Reputation: 7025
My Kafka Streams aggregation reads a compact topic and does this:
(0_10, ..)
, (0_11, ..)
--->
(0, [10])
(0, [10, 11])
I would like to know how to control aggregation time-window, so it doesn't spit a message for each incoming message, but waits and aggregates some of them. Imagine Stream App consumes these messages:
(0_10, ..)
(1_11, ..)
(0_13, ..)
and if the 3 previous messages arrive in a short time window, I expect to see this:
(0,[10])
(0, [10, 13])
(1, [11])
I cannot figure out, how to tell my Kafka Stream application how long to wait for more aggregations, before spitting a new value.
My code is very simple
builder
.table(keySerde, valueSerde, sourceTopic)
.groupBy(StreamBuilder::groupByMapper)
.aggregate(
StreamBuilder::aggregateInitializer,
StreamBuilder::aggregateAdder,
StreamBuilder::aggregateSubtractor)
.to(...);
Currently, it sometime aggregates in batches, but not sure how to tweak it:
{"Aggregate":[100]}
{"Aggregate":[100,300,301,302]}
{"Aggregate":[100,300,301,302,404]}
Upvotes: 4
Views: 3376
Reputation: 38113
I would like to know how to control aggregation time-window, so it doesn't spit a message for each incoming message, but waits and aggregates some of them.

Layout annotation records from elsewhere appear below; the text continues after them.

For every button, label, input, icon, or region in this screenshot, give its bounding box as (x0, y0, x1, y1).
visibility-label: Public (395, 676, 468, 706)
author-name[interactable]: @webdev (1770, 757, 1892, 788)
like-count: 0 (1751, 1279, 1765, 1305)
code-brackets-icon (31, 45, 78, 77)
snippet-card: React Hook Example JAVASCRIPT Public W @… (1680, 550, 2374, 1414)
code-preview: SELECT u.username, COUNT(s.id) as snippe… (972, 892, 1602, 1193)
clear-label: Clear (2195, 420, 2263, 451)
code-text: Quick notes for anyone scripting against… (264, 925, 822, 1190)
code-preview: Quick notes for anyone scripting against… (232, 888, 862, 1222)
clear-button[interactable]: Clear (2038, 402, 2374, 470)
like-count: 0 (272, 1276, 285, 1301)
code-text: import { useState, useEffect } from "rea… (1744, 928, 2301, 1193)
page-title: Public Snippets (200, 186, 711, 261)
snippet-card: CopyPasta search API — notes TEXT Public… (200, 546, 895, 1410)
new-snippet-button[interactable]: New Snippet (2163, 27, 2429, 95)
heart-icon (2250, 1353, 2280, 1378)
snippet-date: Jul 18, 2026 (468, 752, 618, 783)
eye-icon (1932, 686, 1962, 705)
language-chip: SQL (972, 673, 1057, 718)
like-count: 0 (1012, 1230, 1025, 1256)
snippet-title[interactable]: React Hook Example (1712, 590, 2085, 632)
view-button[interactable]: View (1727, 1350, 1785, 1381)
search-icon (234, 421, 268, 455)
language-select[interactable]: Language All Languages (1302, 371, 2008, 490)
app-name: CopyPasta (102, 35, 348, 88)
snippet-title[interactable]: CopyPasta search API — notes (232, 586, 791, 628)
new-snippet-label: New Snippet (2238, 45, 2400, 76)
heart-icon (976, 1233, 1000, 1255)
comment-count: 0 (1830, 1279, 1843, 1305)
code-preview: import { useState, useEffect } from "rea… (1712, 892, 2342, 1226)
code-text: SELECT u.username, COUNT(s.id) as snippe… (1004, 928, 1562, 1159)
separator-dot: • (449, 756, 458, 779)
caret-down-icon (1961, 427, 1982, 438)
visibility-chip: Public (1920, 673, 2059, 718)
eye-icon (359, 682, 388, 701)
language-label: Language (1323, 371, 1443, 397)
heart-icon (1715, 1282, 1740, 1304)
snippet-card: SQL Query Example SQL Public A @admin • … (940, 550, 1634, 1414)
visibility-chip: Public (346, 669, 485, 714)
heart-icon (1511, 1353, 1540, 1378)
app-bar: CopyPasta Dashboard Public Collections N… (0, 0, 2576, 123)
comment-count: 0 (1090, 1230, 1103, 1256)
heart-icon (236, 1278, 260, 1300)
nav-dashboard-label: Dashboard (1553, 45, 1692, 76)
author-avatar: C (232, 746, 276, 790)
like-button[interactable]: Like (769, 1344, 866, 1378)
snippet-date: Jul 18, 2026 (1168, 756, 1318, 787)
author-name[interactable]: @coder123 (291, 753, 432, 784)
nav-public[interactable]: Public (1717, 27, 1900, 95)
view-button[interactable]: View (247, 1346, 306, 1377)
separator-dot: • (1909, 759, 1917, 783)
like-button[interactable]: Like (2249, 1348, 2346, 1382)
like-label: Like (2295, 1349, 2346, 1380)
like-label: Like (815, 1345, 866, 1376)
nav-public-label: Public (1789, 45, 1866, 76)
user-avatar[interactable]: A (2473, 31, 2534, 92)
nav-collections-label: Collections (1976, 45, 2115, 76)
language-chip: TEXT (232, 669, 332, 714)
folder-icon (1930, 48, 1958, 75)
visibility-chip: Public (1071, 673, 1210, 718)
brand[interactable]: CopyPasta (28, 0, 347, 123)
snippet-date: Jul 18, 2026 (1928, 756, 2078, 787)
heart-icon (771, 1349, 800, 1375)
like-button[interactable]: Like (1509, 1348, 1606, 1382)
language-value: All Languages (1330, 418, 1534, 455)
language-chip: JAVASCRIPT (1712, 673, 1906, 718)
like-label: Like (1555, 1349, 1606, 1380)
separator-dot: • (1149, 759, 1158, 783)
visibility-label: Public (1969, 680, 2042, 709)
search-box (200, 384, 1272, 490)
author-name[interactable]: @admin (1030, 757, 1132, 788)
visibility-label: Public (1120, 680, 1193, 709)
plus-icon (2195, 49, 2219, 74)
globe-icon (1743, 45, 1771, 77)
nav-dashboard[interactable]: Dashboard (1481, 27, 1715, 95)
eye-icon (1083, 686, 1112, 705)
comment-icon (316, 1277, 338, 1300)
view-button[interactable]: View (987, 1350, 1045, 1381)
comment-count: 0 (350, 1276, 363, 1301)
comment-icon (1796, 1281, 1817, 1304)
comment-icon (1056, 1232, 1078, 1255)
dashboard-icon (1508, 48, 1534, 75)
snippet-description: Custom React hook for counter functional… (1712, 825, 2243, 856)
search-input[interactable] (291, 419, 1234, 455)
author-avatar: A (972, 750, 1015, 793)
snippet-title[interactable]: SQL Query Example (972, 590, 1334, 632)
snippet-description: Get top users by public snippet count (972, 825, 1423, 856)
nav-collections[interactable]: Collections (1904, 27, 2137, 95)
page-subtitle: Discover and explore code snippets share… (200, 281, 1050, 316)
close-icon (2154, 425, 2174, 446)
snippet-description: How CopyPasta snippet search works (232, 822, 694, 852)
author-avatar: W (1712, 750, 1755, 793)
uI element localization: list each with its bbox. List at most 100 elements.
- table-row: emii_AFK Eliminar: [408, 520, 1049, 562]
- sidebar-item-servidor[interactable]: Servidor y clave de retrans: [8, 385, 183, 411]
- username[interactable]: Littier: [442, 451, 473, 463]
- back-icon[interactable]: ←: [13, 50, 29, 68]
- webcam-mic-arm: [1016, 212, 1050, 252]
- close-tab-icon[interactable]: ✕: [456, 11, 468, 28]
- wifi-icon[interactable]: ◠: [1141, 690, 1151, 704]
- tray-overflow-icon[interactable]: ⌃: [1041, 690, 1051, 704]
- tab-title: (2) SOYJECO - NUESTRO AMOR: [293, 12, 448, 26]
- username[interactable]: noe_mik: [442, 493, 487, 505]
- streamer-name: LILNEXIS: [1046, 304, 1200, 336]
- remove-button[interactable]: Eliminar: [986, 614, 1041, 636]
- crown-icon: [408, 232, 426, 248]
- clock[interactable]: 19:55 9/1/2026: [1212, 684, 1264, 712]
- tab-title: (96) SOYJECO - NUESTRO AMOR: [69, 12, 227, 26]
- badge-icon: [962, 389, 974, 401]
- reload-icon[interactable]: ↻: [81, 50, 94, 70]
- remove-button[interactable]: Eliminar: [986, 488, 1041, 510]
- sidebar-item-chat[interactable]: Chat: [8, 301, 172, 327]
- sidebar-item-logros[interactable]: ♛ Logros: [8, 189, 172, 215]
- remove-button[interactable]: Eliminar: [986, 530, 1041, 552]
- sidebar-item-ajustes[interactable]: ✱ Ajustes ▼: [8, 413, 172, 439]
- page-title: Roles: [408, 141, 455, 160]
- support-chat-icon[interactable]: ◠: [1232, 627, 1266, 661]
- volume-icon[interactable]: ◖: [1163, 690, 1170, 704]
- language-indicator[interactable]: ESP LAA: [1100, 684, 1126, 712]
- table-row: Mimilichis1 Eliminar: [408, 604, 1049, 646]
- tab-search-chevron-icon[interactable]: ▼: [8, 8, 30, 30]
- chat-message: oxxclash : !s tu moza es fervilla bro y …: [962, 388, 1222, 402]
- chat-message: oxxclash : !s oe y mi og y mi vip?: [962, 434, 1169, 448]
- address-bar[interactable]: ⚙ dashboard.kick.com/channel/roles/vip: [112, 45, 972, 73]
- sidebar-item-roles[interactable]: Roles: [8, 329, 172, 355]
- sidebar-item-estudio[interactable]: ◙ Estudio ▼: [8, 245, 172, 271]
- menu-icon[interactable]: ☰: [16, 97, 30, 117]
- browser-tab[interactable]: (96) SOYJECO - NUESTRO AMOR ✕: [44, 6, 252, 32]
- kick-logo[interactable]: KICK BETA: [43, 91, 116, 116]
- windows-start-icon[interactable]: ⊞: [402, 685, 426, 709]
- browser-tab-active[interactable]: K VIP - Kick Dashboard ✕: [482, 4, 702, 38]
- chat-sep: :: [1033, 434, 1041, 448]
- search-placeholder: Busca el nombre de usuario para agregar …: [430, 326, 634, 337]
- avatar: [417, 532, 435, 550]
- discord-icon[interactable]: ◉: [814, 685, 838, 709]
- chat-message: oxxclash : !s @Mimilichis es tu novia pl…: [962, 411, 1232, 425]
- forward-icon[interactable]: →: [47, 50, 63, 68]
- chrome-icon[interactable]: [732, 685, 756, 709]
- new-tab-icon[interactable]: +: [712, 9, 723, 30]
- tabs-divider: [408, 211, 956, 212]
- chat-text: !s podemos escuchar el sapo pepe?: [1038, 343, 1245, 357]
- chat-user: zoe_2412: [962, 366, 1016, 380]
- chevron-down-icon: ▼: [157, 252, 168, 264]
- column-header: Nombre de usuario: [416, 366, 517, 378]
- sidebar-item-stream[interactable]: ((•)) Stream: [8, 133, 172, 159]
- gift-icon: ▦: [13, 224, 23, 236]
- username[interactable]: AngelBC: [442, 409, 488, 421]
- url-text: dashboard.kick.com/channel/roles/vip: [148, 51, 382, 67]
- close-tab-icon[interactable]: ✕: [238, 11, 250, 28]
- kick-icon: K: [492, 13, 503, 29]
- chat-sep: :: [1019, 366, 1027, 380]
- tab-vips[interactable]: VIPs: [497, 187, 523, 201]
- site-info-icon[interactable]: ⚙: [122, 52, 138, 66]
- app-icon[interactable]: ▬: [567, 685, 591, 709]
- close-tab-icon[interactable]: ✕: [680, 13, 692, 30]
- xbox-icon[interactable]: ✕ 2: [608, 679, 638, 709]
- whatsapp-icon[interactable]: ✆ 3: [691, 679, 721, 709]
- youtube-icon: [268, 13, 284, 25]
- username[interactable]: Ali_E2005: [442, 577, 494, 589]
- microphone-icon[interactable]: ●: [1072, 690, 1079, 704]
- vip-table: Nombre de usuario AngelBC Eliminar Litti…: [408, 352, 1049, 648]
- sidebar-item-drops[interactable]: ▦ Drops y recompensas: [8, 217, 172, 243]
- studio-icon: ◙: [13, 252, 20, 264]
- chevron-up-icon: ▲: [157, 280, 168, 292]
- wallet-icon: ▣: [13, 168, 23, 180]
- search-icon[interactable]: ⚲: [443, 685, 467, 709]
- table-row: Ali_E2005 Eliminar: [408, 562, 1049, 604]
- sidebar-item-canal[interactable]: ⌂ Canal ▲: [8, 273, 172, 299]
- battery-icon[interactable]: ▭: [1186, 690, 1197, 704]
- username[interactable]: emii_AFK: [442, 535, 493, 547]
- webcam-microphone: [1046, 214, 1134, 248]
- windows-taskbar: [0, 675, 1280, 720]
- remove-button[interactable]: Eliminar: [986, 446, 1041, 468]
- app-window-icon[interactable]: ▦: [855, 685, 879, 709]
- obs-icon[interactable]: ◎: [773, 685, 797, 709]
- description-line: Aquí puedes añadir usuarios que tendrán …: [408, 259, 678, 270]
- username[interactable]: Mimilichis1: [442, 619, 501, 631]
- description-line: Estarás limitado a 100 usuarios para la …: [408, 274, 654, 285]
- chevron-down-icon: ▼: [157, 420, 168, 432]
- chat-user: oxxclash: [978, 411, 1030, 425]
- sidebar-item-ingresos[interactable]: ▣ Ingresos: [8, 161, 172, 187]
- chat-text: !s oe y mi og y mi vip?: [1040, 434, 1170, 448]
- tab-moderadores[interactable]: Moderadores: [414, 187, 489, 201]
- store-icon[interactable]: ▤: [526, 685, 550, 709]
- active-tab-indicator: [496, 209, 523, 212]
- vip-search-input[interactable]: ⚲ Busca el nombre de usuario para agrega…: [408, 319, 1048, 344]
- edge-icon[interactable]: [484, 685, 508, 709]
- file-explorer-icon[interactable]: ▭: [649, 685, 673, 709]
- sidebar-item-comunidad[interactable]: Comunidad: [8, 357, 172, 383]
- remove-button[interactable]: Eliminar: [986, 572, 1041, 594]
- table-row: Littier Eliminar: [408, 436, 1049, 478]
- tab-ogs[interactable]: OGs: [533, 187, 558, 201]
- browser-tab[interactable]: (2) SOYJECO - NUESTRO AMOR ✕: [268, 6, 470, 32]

This is not possible with Kafka Streams' windowing. Generally speaking, Kafka Streams windows don't "close" or "end" in the sense that you can't tell it to produce a final result once a window "closes" (there's no such concept). This is to accommodate late arriving results. You will see updates as messages arrive to the aggregation window. The frequency with which Kafka Streams spits out updates depends on caching (see below). For more see: How to send final kafka-streams aggregation result of a time windowed KTable?
Currently, it sometime aggregates in batches, but not sure how to tweak it:
What you're seeing there most likely is the result of caching in the stores that back the KTables
. KTables
only forward downstream messages when their changelogs flush and their offsets are committed. This is to maintain consistency in case their state needs to be restored. If you change your Kafka Streams' application's commit interval your cache flushes will be less frequent, and consequently you will see fewer updates forwarded from KTable
s (changelogs, aggregations, etc). But that's not related to windowing.
With all that said, if you want to do a windowed aggregate of a changelog stream, you can transform it from KTable
to KStream
using KTable#toStream()
. Then you can specify windows in your aggregation step.
Upvotes: 5